Diverse perspectives

Reflecting on her career path to date, Spaldin speculates that she was initially put off physics thanks to the prevailing inflexible view of what a theoretical physicist should look like. “The way physics was taught, it wasn’t approached with what today we call a ‘growth mindset’ for learning,” she says, explaining that the attitude was that “you were there and you were brilliant or you should go and do something else instead”.

Spaldin takes a different approach with her own research group, aiming to have as diverse a team as possible, not only in terms of gender and background, but also in terms of people’s strengths and potential.

“I want to have a group that has many different perspectives and many different aspects of excellence,” she explains. “There’s still a rather narrow picture of what an excellent scientist is, even a young scientist who still really has time to develop, and that’s not always very diverse or different from the previous picture of what a scientist should be.”

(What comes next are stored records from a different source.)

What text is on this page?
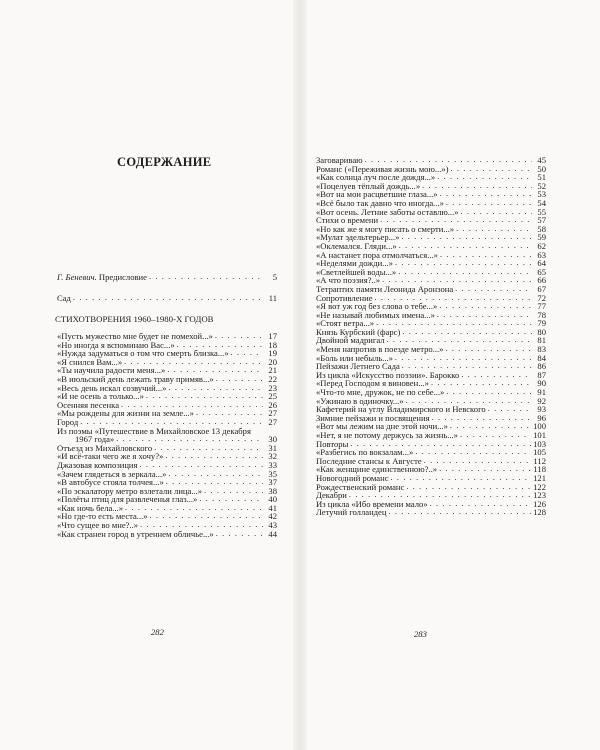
СОДЕРЖАНИЕ
Г. Беневич. Предисловие . . .	5
Сад . . .	11
СТИХОТВОРЕНИЯ 1960–1980-Х ГОДОВ
«Пусть мужество мне будет не помехой...» . . .	17
«Но иногда я вспоминаю Вас...» . . .	18
«Нужда задуматься о том что смерть близка...» . . .	19
«Я снился Вам...» . . .	20
«Ты научила радости меня...» . . .	21
«В июльский день лежать траву примяв...» . . .	22
«Весь день искал созвучий...» . . .	23
«И не осень а только...» . . .	25
Осенняя песенка . . .	26
«Мы рождены для жизни на земле...» . . .	27
Город . . .	27
Из поэмы «Путешествие в Михайловское 13 декабря
1967 года» . . .	30
Отъезд из Михайловского . . .	31
«И всё-таки чего же я хочу?» . . .	32
Джазовая композиция . . .	33
«Зачем глядеться в зеркала...» . . .	35
«В автобусе стояла толчея...» . . .	37
«По эскалатору метро взлетали лица...» . . .	38
«Полёты птиц для развлеченья глаз...» . . .	40
«Как ночь бела...» . . .	41
«Но где-то есть места...» . . .	42
«Что сущее во мне?..» . . .	43
«Как странен город в утреннем обличье...» . . .	44
282
Заговариваю . . .	45
Романс («Переживая жизнь мою...») . . .	50
«Как солнца луч после дождя...» . . .	51
«Поцелуев тёплый дождь...» . . .	52
«Вот на мои расцветшие глаза...» . . .	53
«Всё было так давно что иногда...» . . .	54
«Вот осень. Летние заботы оставлю...» . . .	55
Стихи о времени . . .	57
«Но как же я могу писать о смерти...» . . .	58
«Мулат эдельтерьер...» . . .	59
«Оклемался. Гляди...» . . .	62
«А настанет пора отмолчаться...» . . .	63
«Неделями дожди...» . . .	64
«Светлейшей воды...» . . .	65
«А что поэзия?..» . . .	66
Тетраптих памяти Леонида Аронзона . . .	67
Сопротивление . . .	72
«Я вот уж год без слова о тебе...» . . .	77
«Не называй любимых имена...» . . .	78
«Стоят ветра...» . . .	79
Князь Курбский (фарс) . . .	80
Двойной мадригал . . .	81
«Меня напротив в поезде метро...» . . .	83
«Боль или небыль...» . . .	84
Пейзажи Летнего Сада . . .	86
Из цикла «Искусство поэзии». Барокко . . .	87
«Перед Господом я виновен...» . . .	90
«Что-то мне, дружок, не по себе...» . . .	91
«Ужинаю в одиночку...» . . .	92
Кафетерий на углу Владимирского и Невского . . .	93
Зимние пейзажи и посвящения . . .	96
«Вот мы лежим на дне этой ночи...» . . .	100
«Нет, я не потому держусь за жизнь...» . . .	101
Повторы . . .	103
«Разбегись по вокзалам...» . . .	105
Последние стансы к Августе . . .	112
«Как женщине единственною?..» . . .	118
Новогодний романс . . .	121
Рождественский романс . . .	122
Декабри . . .	123
Из цикла «Ибо времени мало» . . .	126
Летучий голландец . . .	128
283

This is also relevant to Spaldin’s science-policy work. She is currently a member of the European Research Council’s Scientific Council, which is required to distribute its allotted budget based only on excellence. “But how to assess excellence is of course an open question.” The council discusses and commissions studies on how to best evaluate the merit of a scientist or their proposals. Changes to evaluation criteria might also help to promote gender parity in the European scientific community, where women continue to be under-represented, particularly in physics.

Spaldin notes that under the traditional ways of assessing researchers, women were more likely to be in a situation where they would be poorly evaluated. For instance, if they had more responsibilities for looking after a family, they might have less freedom to migrate for work. The ERC has therefore removed the question of mobility on applicants’ CVs to try to level the playing field. “These developments would be good for everybody,” Spaldin adds, “but maybe particularly good for women.”

Finding what’s fun

Although Spaldin’s research was ignited by her fascination with multiferroics, her work could have a more far-reaching impact in physics. For example, she is now also looking at the possibility of engineering a room-temperature superconductor. Although it is unlikely that a multiferroic material would exhibit this property, progress could stem from the same underlying theoretical picture.

In another project, more cross-disciplinary still, Spaldin is working with astrophysicists to detect dark matter. There are many proposed theoretical descriptions of this enigmatic substance, and Spaldin is helping to predict how each hypothetical kind of dark-matter particle would interact with electrons within different materials.

I want to have a group that has many different perspectives and many different aspects of excellence

So far, this project has mostly involved whittling down the possible characteristics of dark matter by excluding models that would imply interactions that have not been observed in existing detectors. But Spaldin and her collaborators are also thinking about which materials might make for promising new detectors, depending on the remaining possible descriptions. “This for me is just so much fun because it’s so far from my comfort zone,” Spaldin says. “It’s almost a different language that we speak in the project, so I’m enjoying it very much.”

And this enthusiasm is what she returns to again and again. Of course, achieving a room-temperature superconductor or detecting dark matter would be revolutionary, whether in the infrastructure of our daily lives, or in our fundamental understanding of the cosmos. But even these profound prospects seem to be secondary factors in Spaldin’s motivation. “Mostly I really want to work on problems that are fun,” she says. “Life is short!”